Let R = {(A, B) : A ⊂ B)}, i.e., A is a proper subset of B, be a relation defined on S.

Now,

Any set is a subset of itself, but not a proper subset.

⇒ (A,A) ∉ R ∀ A ∈ S

⇒ R is not reflexive.

Let (A,B) ∈ R ∀ A, B ∈ S

⇒ A is a proper subset of B

⇒ all elements of A are in B, but B contains at least one element that is not in A.

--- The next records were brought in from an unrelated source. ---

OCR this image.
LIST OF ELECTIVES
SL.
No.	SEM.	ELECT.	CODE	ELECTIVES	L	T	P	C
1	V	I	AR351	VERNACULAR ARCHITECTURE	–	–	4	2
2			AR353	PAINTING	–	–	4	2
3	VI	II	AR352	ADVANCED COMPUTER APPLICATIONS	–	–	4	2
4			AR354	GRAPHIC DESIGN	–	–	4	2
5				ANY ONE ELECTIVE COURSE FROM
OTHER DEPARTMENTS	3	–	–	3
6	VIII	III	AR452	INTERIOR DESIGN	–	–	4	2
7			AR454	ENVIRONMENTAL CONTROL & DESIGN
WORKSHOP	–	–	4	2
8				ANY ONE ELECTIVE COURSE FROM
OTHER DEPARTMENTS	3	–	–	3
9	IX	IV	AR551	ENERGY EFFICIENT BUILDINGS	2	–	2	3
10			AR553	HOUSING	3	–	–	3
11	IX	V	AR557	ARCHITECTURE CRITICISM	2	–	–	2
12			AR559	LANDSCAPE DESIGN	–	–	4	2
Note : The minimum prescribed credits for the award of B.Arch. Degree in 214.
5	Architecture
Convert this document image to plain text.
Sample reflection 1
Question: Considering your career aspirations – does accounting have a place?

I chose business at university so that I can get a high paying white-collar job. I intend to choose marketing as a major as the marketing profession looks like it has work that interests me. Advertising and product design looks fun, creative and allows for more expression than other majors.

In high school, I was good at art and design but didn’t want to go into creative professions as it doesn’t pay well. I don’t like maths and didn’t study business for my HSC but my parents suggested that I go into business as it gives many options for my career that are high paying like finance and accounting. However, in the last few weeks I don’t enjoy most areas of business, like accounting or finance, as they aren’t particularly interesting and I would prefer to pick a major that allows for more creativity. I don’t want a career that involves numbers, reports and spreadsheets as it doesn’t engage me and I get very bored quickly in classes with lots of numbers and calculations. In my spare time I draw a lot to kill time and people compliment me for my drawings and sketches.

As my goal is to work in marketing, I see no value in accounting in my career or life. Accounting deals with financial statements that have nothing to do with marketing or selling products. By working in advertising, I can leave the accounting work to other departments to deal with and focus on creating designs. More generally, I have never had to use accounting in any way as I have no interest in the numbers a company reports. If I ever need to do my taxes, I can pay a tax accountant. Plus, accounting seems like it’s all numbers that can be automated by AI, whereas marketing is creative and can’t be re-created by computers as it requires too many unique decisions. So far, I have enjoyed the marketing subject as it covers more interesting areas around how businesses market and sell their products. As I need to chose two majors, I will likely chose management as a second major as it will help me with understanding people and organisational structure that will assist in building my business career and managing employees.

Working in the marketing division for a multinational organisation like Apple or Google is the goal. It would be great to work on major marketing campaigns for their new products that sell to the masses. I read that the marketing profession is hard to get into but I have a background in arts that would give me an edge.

⇒ B cannot be a proper subset of A

⇒ (B,A) ∉ R

For e.g. , if B = {1,2,5} then A = {1,5} is a proper subset of B . we observe that B is not a proper subset of A.

⇒ R is not symmetric

Let (A,B) ∈ R and (B,C) ∈ R ∀ A, B,C ∈ S

⇒ A is a proper subset of B and B is a proper subset of C

⇒ A is a proper subset of C

⇒ (A,C) ∈ R

For e.g. , if B = {1,2,5} then A = {1,5} is a proper subset of B .

And if C = {1,2,5,7} then B = {1,2,5} is a proper subset of C.

We observe that A = {1,5} is a proper subset of C also.

⇒ R is transitive.

Thus, R is transitive but not reflexive and not symmetric.